Repare que os dois itens falam em subsolo e mineração subterrânea. A mineração a céu aberto não está descrita nesse grupo — e é justamente por isso que ela precisa de outro caminho.
O caminho da mineração de superfície
Quem trabalha a céu aberto costuma se enquadrar por agente específico, e o mais frequente é a sílica livre. O item 1.0.18 do mesmo anexo trata da sílica livre, com 25 anos de exposição, e menciona expressamente a extração de minérios a céu aberto entre as atividades exemplificativas, ao lado do beneficiamento e tratamento de produtos minerais geradores de poeiras contendo sílica livre cristalizada.
Outros agentes aparecem conforme a operação: ruído acima do limite de tolerância, previsto no item 2.0.1 com 25 anos; vibrações em trabalhos com perfuratrizes e marteletes pneumáticos, no item 2.0.2; e agentes químicos ligados ao minério tratado.
A consequência prática é que o pedido do trabalhador de superfície depende de medição — poeira, ruído, vibração —, enquanto o do subsolo se apoia na descrição da atividade e do local.
O que muda na prova
Para o subsolo, o essencial é demonstrar onde a pessoa trabalhava: frente de produção ou área afastada. Escalas, mapas de mina, registros de entrada e saída de galeria e a descrição de tarefas no formulário resolvem a maior parte das dúvidas.
Para a superfície, o essencial é a medição contemporânea: programa de prevenção de riscos ambientais com avaliação quantitativa, laudos de higiene ocupacional, medições de poeira respirável e de ruído. Sem número, o enquadramento por sílica ou ruído fica sem base.
Em ambos, o formulário emitido pela empresa com apoio em laudo técnico continua sendo a peça central, conforme o art. 58, §1º da Lei 8.213/1991.
Alternância entre superfície e subsolo
É comum o trabalhador passar anos no subsolo e depois ser transferido para operação de superfície, ou o contrário. Cada intervalo deve ser tratado separadamente, com o enquadramento e o tempo próprios.
Quando períodos com tempos exigidos diferentes se somam, o cálculo envolve a conversão entre eles, aplicando-se os fatores previstos na norma vigente. Fazer essa conta de cabeça costuma gerar erro de anos.
Exemplo: um mineiro com oito anos em frente de produção e onze anos em pátio de britagem exposto a sílica não completa nem os quinze anos do primeiro grupo nem os vinte e cinco do segundo. A soma convertida, porém, pode aproximá-lo do direito bem antes do que ele imagina.
A idade mínima mudou o planejamento
Antes da reforma, completar o tempo de exposição bastava. Hoje, o art. 19, §1º, I da Emenda Constitucional 103/2019 exige, para quem se filiou depois da reforma, idade mínima de 55 anos para atividade especial de 15 anos, 58 anos para 20 anos e 60 anos para 25 anos, nos termos dos arts. 57 e 58 da Lei 8.213/1991, vedada a caracterização por categoria profissional ou ocupação.
Para quem já era filiado antes, o art. 21 da mesma emenda traz a transição por pontos: 66 pontos com 15 anos de exposição, 76 pontos com 20 anos e 86 pontos com 25 anos, somando idade e tempo de contribuição.
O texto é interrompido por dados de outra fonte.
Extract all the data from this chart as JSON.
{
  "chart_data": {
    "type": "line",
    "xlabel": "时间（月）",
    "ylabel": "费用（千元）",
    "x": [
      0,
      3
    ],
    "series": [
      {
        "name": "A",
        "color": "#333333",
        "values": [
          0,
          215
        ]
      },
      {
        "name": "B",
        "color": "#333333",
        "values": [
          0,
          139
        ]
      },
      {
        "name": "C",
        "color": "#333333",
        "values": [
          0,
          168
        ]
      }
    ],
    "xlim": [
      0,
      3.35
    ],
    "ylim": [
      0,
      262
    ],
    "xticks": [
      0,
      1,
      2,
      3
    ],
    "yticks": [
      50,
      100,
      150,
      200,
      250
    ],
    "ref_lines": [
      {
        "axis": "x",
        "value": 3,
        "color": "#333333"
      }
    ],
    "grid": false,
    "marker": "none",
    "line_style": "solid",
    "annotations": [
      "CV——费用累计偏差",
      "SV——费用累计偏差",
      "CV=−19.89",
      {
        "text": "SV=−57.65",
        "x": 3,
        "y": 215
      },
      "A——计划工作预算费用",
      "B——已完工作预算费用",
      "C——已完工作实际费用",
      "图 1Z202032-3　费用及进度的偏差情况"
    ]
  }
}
Em mineração, onde muita gente completa o tempo cedo, essa mudança é decisiva. Calcular a data em que cada regra se torna alcançável, e comparar valores, é serviço de advogado previdenciarista realizado a partir do extrato previdenciário enviado digitalmente.
Perguntas frequentes
Quem opera máquina em cabine fechada na mina a céu aberto se enquadra?
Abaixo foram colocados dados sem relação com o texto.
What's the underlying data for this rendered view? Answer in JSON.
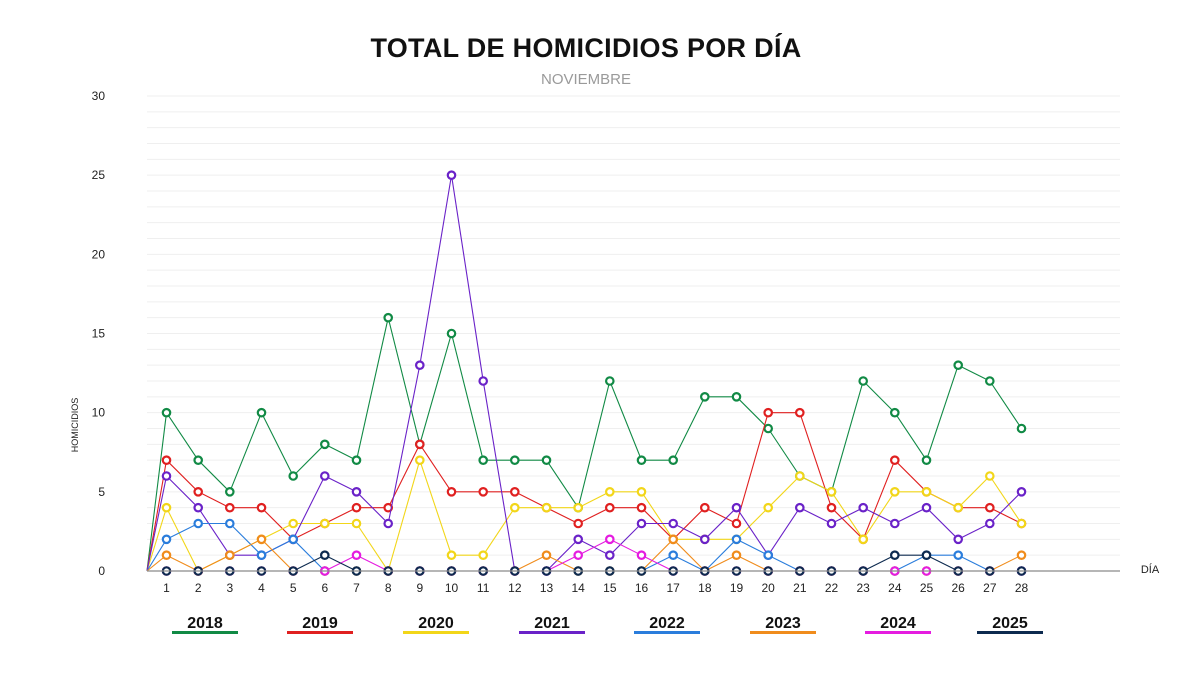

Depende da medição dentro da cabine. Sistemas de pressurização e filtragem podem reduzir a exposição a poeira, o que torna o laudo com avaliação quantitativa ainda mais decisivo.
Trabalho em pedreira segue as mesmas regras da mineração?
Segue a lógica dos agentes: extração a céu aberto costuma ser analisada por sílica livre, ruído e vibração, com os tempos próprios de cada item do anexo.